Open Doors Project

Artist Statement

The series of 16 panels is designed to tell a non-linear graphic memoir of Powell Street. Each design draws on the aesthetics of traditional Japanese hanafuda flower cards, and in this contemporary rendition repeats the four seasonal B.C. flora motifs of maple leaf, saskatoon berry, cherry blossom, and dogwood flower.
 
Placed along the 300 and 400 blocks of Powell Street are 12 panels, with an additional set of 4 panels at the 400 block of Alexander Street at the Vancouver Japanese Language School and Hall. The panels become a point of reference; a permanent but short entry point into the historical narratives that make up this neighborhood that was once known as "Paueru-gai." Until 1942 the neighborhood was the social and economic centre for Japanese Canadians throughout B.C. and ‘home’ for two generations of Japanese Canadians - around half of the 22,000 of the time.[1] Though it was "home" to many it was also a space of segregation within the city; "Little Tokyo," or "Japtown" as the more hostile termed it.
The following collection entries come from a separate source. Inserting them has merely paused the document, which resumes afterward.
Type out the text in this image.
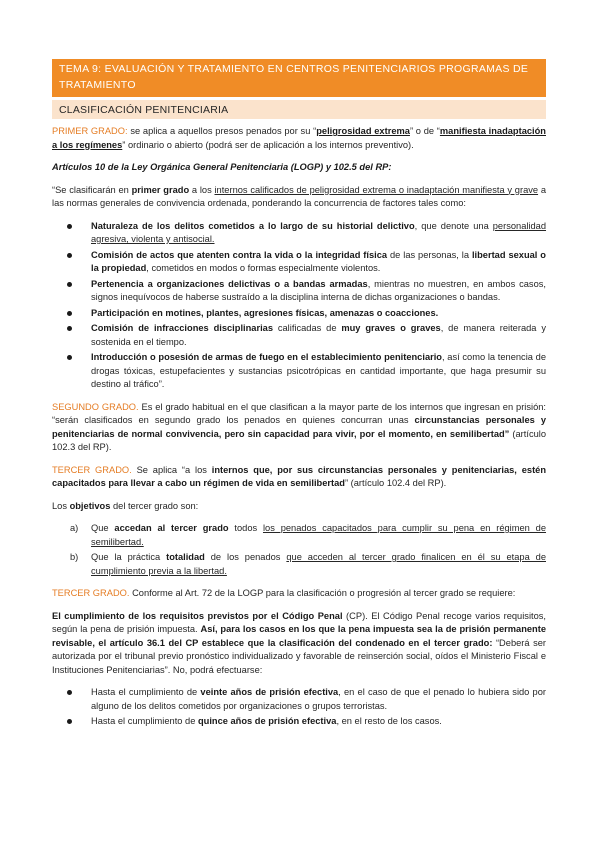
TEMA 9: EVALUACIÓN Y TRATAMIENTO EN CENTROS PENITENCIARIOS PROGRAMAS DE TRATAMIENTO
CLASIFICACIÓN PENITENCIARIA

PRIMER GRADO: se aplica a aquellos presos penados por su “peligrosidad extrema” o de “manifiesta inadaptación a los regímenes” ordinario o abierto (podrá ser de aplicación a los internos preventivo).

Artículos 10 de la Ley Orgánica General Penitenciaria (LOGP) y 102.5 del RP:

“Se clasificarán en primer grado a los internos calificados de peligrosidad extrema o inadaptación manifiesta y grave a las normas generales de convivencia ordenada, ponderando la concurrencia de factores tales como:

Naturaleza de los delitos cometidos a lo largo de su historial delictivo, que denote una personalidad agresiva, violenta y antisocial.
Comisión de actos que atenten contra la vida o la integridad física de las personas, la libertad sexual o la propiedad, cometidos en modos o formas especialmente violentos.
Pertenencia a organizaciones delictivas o a bandas armadas, mientras no muestren, en ambos casos, signos inequívocos de haberse sustraído a la disciplina interna de dichas organizaciones o bandas.
Participación en motines, plantes, agresiones físicas, amenazas o coacciones.
Comisión de infracciones disciplinarias calificadas de muy graves o graves, de manera reiterada y sostenida en el tiempo.
Introducción o posesión de armas de fuego en el establecimiento penitenciario, así como la tenencia de drogas tóxicas, estupefacientes y sustancias psicotrópicas en cantidad importante, que haga presumir su destino al tráfico”.

SEGUNDO GRADO. Es el grado habitual en el que clasifican a la mayor parte de los internos que ingresan en prisión: “serán clasificados en segundo grado los penados en quienes concurran unas circunstancias personales y penitenciarias de normal convivencia, pero sin capacidad para vivir, por el momento, en semilibertad” (artículo 102.3 del RP).

TERCER GRADO. Se aplica “a los internos que, por sus circunstancias personales y penitenciarias, estén capacitados para llevar a cabo un régimen de vida en semilibertad” (artículo 102.4 del RP).

Los objetivos del tercer grado son:

a) Que accedan al tercer grado todos los penados capacitados para cumplir su pena en régimen de semilibertad.
b) Que la práctica totalidad de los penados que acceden al tercer grado finalicen en él su etapa de cumplimiento previa a la libertad.

TERCER GRADO. Conforme al Art. 72 de la LOGP para la clasificación o progresión al tercer grado se requiere:

El cumplimiento de los requisitos previstos por el Código Penal (CP). El Código Penal recoge varios requisitos, según la pena de prisión impuesta. Así, para los casos en los que la pena impuesta sea la de prisión permanente revisable, el artículo 36.1 del CP establece que la clasificación del condenado en el tercer grado: “Deberá ser autorizada por el tribunal previo pronóstico individualizado y favorable de reinserción social, oídos el Ministerio Fiscal e Instituciones Penitenciarias”. No, podrá efectuarse:

Hasta el cumplimiento de veinte años de prisión efectiva, en el caso de que el penado lo hubiera sido por alguno de los delitos cometidos por organizaciones o grupos terroristas.
Hasta el cumplimiento de quince años de prisión efectiva, en el resto de los casos.
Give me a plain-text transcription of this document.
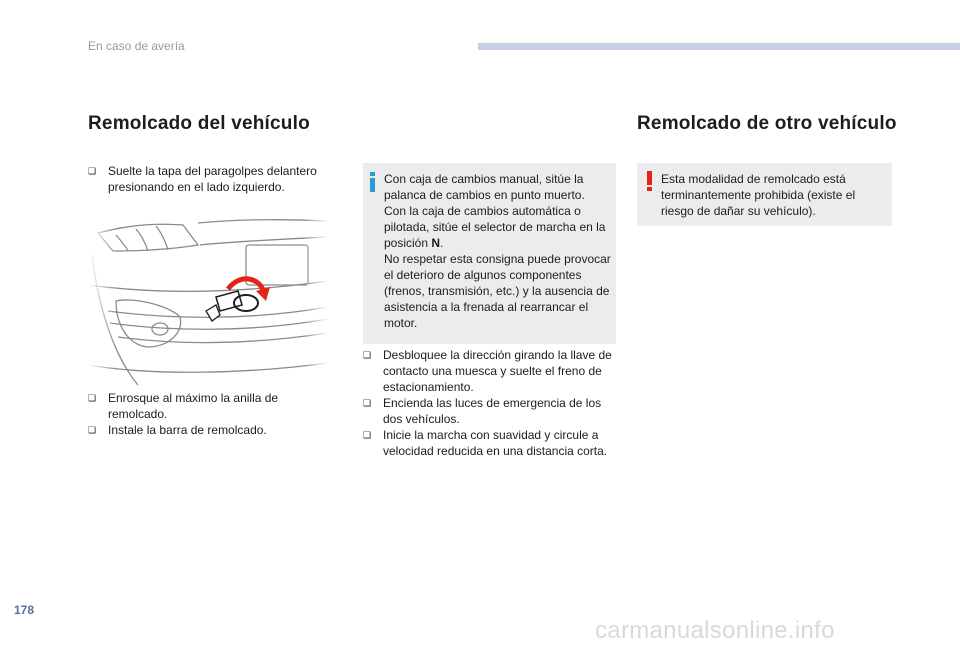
En caso de avería
Remolcado del vehículo	Remolcado de otro vehículo
❑ Suelte la tapa del paragolpes delantero presionando en el lado izquierdo.
❑ Enrosque al máximo la anilla de remolcado.
❑ Instale la barra de remolcado.

Con caja de cambios manual, sitúe la palanca de cambios en punto muerto.

Con la caja de cambios automática o pilotada, sitúe el selector de marcha en la posición N.

No respetar esta consigna puede provocar el deterioro de algunos componentes (frenos, transmisión, etc.) y la ausencia de asistencia a la frenada al rearrancar el motor.

❑ Desbloquee la dirección girando la llave de contacto una muesca y suelte el freno de estacionamiento.
❑ Encienda las luces de emergencia de los dos vehículos.
❑ Inicie la marcha con suavidad y circule a velocidad reducida en una distancia corta.
Esta modalidad de remolcado está terminantemente prohibida (existe el riesgo de dañar su vehículo).
178
carmanualsonline.info
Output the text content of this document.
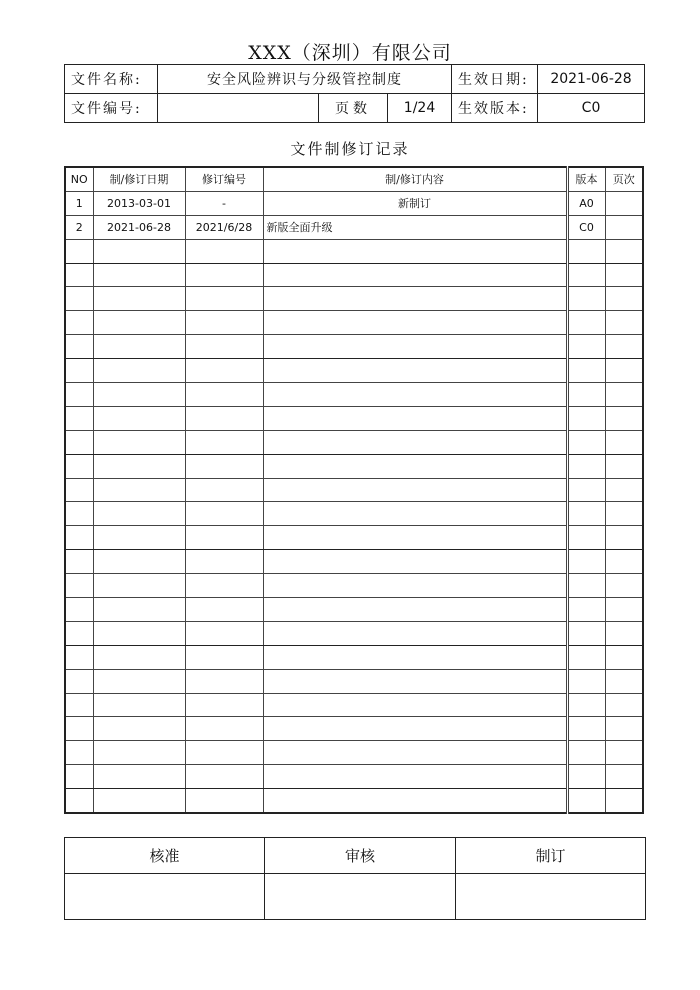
XXX（深圳）有限公司
文件名称:	安全风险辨识与分级管控制度			生效日期:	2021-06-28
文件编号:		页数	1/24	生效版本:	C0
文件制修订记录
NO	制/修订日期	修订编号	制/修订内容	版本	页次
1	2013-03-01	-	新制订	A0	
2	2021-06-28	2021/6/28	新版全面升级	C0	

核准	审核	制订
This naming of a neighborhood was both a physical and a social marker, not just the site itself but on the bodies that resided and used this space. Vancouver's Powell Street was the focal point for Japanese activities and was a physical segregation as it was psychical. “And from the physical, the immigrants gained a deep consciousness of their separateness. The area was apart as if a ghetto wall defined it. It was possible to shop at Japanese-owned stores, to live in Japanese-operated boarding houses or hotels, to congregate at street corners, to sit in soft drink and ice cream parlours, to eat traditional Japanese foods in cafes, to go to the Japanese language school and hall close by, to watch the local athletic teams play on the sandlot, to worship in Buddhist temple or Christian church.”[2]
 
The duality of the space; its contradictions and its ability to both include and exclude form a complicated framework for commemorative panels. The context to which this project is framed has also added another questioning - as to who the audience might be? When the panels are situated to mark storefronts of businesses, who stops to take part in the acts of commemoration?
 
The 2011 Open Doors panels that I have created combine a mixture of illustration, oral histories, and archival photographs to provide an entry point into the layered and complex memories and histories of the social and commercial spaces that were used by the Japanese Canadian community and other residents before and after the war. This mixing, of both the history and the playfulness of traced line drawing, forms a post-memory narrative; told by the generation directly removed from the experience of the Japanese Canadian internment and trauma itself. The content has been developed by working through what is re-told through both mass media and the stories and silences of the previous generations.[3]  I hope that these panels offer a gesture of remembrance that can be engaged through a self-guided walk through the neighborhood or alongside other guided historical walking tours.
 
By walking along this section of Powell Street, viewers can experience the tracing of a narrative that offers and sketches a memory of the neighborhood from 1900s to present day. By no means a complete narrative, the walking subject shapes his/her own experience of the space through their individual encounter with each or some of these graphic panels in an order they conceive and chart by their own individual experience.    

- Cindy Mochizuki

Reference:
[1] Kobayashi, Audrey. Memories of Our Past: a brief history and walking tour of Powell Street. Vancouver: NRC Publishing. 1992.
[2] Adachi, Ken. The Enemy that Never Was: A History of the Japanese Canadians.  Toronto: McClelland and Stewart,1976
An account of the deplorable treatment inflicted on Japanese Canadians during the World War Two. (131).
[3] Hirsch, Marianne. “Mourning and Postmemory,” and “Past Lives,” Family Frames: Photography, Narrative, and Postmemory.  Cambridge: Harvard University Press. 1997. (22).